Using an "Opposition Notice" released by the court only after the trial was over, however, defense attorney Steven Feldman, on August 20, had tried to have Jenny N.'s testimony squelched on the grounds that Westerfield had never been charged with a crime for the behavior she described. Also, he had noted in that document that Jenny N. had given two different versions of the event. When first contacted by police on February 4, she said it happened in her room at home and that only her sister was present. But in another interview on July 26, she told police that it occurred upstairs at the Westerfield home and that the defendant's daughter was in the room too.

Neal Westerfield also testified in the penalty phase of the trial -- but this time on behalf of his father. He said his father taught him the value of respecting people and characterized his relationship with him as a good one. He said the thing he most remembered about his father was playing chess with him by the pool in their back yard. During the first testimony he gave in the trial, he had also described many excursions he and his father had taken together to the beach and desert.

In cross-examination, prosecutor Dusek tried to get young Westerfield to comment on the way Feldman had used an attempt to pin the child porn on him as a defense strategy for his father. But Judge Mudd would not allow the line of questioning to proceed after an objection by the defense.
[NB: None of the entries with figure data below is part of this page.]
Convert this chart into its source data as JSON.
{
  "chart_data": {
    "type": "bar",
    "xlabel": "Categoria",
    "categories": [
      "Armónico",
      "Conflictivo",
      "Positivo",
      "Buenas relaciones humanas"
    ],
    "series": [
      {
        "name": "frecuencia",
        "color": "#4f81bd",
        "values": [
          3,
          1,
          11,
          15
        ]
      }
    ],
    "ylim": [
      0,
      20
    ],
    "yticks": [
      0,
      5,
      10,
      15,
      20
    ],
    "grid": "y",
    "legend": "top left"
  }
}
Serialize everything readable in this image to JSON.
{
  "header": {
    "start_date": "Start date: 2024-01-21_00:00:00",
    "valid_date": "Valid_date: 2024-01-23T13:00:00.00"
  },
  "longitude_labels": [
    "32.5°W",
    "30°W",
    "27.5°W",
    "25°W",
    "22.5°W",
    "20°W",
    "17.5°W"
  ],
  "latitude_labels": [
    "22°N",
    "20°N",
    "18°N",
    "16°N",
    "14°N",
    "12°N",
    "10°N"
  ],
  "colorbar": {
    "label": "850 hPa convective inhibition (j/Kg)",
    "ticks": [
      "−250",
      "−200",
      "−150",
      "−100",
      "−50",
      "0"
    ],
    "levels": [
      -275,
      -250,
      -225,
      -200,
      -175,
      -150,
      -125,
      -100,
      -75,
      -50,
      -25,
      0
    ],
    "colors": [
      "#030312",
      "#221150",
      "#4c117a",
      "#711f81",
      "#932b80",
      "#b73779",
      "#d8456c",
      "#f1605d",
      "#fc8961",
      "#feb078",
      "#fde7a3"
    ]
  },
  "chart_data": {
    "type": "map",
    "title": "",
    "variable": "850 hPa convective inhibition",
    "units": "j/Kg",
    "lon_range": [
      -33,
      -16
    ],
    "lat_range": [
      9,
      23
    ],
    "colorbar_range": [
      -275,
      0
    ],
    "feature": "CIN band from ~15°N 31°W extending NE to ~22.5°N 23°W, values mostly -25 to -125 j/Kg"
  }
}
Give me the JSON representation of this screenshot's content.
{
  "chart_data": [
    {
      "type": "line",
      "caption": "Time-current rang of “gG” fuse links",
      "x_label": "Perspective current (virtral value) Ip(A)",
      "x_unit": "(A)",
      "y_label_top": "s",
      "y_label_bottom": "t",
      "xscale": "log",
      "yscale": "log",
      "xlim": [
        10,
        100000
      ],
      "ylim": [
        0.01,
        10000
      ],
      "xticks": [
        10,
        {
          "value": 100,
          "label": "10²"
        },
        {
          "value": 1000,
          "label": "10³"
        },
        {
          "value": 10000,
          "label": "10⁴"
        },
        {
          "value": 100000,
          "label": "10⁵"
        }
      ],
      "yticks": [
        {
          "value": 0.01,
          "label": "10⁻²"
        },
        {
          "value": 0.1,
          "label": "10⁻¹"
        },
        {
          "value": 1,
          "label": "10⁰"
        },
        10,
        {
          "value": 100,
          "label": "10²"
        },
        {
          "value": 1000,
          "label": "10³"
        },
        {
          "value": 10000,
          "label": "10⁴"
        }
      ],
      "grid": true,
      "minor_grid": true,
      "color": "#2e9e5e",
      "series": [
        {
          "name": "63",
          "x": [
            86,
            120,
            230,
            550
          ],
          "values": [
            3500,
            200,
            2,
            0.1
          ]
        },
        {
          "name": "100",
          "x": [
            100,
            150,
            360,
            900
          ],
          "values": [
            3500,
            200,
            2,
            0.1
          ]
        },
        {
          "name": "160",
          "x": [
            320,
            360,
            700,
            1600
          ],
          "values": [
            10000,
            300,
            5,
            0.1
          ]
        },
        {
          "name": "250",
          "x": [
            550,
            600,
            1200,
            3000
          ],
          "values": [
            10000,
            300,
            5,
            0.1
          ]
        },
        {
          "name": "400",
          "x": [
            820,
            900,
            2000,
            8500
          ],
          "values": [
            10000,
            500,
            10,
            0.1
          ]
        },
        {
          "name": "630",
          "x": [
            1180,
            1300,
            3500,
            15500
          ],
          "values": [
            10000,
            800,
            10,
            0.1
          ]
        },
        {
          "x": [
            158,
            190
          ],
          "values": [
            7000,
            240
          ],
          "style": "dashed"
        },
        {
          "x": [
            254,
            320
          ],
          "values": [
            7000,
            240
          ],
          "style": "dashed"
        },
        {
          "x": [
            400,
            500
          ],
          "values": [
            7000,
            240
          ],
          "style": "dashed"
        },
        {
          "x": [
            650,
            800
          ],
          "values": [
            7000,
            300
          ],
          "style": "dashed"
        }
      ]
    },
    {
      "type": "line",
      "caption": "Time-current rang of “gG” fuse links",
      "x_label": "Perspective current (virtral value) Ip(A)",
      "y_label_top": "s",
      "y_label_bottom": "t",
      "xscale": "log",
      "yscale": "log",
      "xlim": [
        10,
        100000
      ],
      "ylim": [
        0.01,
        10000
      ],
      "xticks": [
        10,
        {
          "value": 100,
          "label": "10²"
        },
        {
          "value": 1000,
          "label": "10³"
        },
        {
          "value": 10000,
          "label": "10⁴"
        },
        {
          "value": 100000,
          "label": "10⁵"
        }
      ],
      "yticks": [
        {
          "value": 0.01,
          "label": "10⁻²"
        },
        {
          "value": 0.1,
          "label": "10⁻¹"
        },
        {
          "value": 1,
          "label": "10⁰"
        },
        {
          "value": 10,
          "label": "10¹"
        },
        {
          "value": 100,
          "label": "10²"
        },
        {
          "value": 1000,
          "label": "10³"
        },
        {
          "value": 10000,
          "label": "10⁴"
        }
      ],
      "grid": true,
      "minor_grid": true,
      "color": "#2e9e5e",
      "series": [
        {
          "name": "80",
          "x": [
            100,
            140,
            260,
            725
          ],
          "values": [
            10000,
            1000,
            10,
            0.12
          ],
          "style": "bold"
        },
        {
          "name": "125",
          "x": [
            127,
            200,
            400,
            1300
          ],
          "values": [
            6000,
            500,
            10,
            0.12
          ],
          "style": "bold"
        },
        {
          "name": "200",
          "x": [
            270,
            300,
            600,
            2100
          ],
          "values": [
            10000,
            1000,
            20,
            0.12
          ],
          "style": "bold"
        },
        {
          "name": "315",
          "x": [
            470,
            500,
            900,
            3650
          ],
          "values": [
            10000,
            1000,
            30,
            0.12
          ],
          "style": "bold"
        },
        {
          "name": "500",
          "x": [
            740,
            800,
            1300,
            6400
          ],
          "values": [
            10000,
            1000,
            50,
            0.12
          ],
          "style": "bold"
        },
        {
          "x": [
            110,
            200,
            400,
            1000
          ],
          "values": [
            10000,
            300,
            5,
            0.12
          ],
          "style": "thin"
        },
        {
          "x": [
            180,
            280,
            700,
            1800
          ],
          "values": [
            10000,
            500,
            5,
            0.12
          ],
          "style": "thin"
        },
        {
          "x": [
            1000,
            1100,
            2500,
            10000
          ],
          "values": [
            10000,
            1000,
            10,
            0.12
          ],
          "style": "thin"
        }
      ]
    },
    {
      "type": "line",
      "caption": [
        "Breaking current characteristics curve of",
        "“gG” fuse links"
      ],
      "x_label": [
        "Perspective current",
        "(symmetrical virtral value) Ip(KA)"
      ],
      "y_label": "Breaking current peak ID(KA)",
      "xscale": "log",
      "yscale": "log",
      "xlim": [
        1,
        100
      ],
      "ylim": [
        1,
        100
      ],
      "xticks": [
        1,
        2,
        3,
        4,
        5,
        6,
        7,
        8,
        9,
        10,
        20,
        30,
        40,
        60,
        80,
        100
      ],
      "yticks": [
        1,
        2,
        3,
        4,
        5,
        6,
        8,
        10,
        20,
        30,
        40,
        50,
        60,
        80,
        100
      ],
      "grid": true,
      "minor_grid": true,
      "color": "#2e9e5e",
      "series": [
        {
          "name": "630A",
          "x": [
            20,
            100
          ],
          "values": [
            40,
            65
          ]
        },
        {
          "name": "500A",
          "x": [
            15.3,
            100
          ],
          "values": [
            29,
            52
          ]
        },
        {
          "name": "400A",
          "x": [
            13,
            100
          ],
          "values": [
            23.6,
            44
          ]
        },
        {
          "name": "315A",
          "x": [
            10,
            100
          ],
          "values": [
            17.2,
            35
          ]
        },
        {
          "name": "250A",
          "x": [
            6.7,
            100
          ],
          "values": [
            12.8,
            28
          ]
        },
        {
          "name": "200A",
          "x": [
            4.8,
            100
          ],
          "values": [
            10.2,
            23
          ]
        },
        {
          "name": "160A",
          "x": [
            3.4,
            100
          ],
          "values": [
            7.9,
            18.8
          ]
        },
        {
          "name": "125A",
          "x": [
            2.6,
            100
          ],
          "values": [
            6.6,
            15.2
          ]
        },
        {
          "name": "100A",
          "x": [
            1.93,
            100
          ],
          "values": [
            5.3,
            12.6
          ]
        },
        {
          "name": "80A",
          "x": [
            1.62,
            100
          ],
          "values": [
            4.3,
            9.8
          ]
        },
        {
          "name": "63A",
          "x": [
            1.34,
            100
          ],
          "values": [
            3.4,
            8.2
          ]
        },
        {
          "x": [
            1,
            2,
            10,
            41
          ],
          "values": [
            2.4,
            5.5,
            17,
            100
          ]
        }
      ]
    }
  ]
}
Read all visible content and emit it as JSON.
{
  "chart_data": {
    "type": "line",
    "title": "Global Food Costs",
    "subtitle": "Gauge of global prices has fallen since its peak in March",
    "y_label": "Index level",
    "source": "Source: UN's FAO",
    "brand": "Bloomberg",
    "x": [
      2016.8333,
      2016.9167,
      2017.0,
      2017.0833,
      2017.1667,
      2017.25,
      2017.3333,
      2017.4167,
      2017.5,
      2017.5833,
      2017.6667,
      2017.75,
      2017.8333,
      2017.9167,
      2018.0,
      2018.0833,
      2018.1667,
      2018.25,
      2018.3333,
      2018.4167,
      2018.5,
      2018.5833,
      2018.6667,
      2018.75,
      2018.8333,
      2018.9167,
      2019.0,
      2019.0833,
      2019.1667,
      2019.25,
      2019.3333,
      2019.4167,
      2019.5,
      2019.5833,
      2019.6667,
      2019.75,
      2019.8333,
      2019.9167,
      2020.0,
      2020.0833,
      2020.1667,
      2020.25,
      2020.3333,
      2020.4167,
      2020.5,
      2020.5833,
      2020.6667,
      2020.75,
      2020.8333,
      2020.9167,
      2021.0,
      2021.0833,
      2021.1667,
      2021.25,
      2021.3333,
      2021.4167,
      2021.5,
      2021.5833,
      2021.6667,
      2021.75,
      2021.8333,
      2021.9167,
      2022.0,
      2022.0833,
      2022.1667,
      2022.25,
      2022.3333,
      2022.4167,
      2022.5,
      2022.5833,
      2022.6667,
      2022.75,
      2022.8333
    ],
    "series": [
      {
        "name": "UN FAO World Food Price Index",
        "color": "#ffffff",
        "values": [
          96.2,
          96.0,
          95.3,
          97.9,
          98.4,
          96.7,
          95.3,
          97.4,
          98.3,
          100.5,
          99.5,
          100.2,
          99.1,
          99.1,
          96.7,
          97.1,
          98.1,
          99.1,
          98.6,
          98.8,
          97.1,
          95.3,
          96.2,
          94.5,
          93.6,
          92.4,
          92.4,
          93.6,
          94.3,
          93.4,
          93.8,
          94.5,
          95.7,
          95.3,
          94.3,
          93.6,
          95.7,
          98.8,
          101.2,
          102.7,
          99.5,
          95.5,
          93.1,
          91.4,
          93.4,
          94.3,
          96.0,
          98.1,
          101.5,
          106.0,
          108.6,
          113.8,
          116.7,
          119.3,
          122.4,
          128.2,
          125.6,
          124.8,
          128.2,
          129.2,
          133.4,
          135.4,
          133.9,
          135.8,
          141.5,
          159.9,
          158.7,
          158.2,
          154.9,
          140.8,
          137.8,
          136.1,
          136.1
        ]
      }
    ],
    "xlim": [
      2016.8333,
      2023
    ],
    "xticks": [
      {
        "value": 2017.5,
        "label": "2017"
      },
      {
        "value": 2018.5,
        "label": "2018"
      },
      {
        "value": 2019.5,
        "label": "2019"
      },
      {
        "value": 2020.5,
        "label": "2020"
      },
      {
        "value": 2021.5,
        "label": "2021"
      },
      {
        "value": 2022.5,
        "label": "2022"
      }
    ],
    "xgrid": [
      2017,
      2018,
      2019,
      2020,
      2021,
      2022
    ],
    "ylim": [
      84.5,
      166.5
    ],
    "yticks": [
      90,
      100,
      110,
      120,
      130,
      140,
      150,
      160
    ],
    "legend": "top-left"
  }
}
As the prosecution hammered away at the defendant as a monster who deserved to die, Lisa Westerfield, for the first time in the trial, also testified on behalf of her father. She answered "yes" to Feldman's questions whether she still loved and missed him. In a story on the following day, September 4, Court TV reported that not only did Lisa have tears in her eyes and her voice crack, but that, as she testified, Westerfield himself "looked stricken and rubbed tears from his eyes." She finished her testimony by showing "jurors snapshots of the family in happier times" and describing her father taking her to the park, where he would "hit ground balls to us."

On the document required for changing their names, in the box called "Reason for Change," both Neal and Lisa entered "Disassociate from father's name." Yet in the choice of their new last name, they cling to a remnant of identification with their dad. Since March 12 of this year both have been going by the name of West.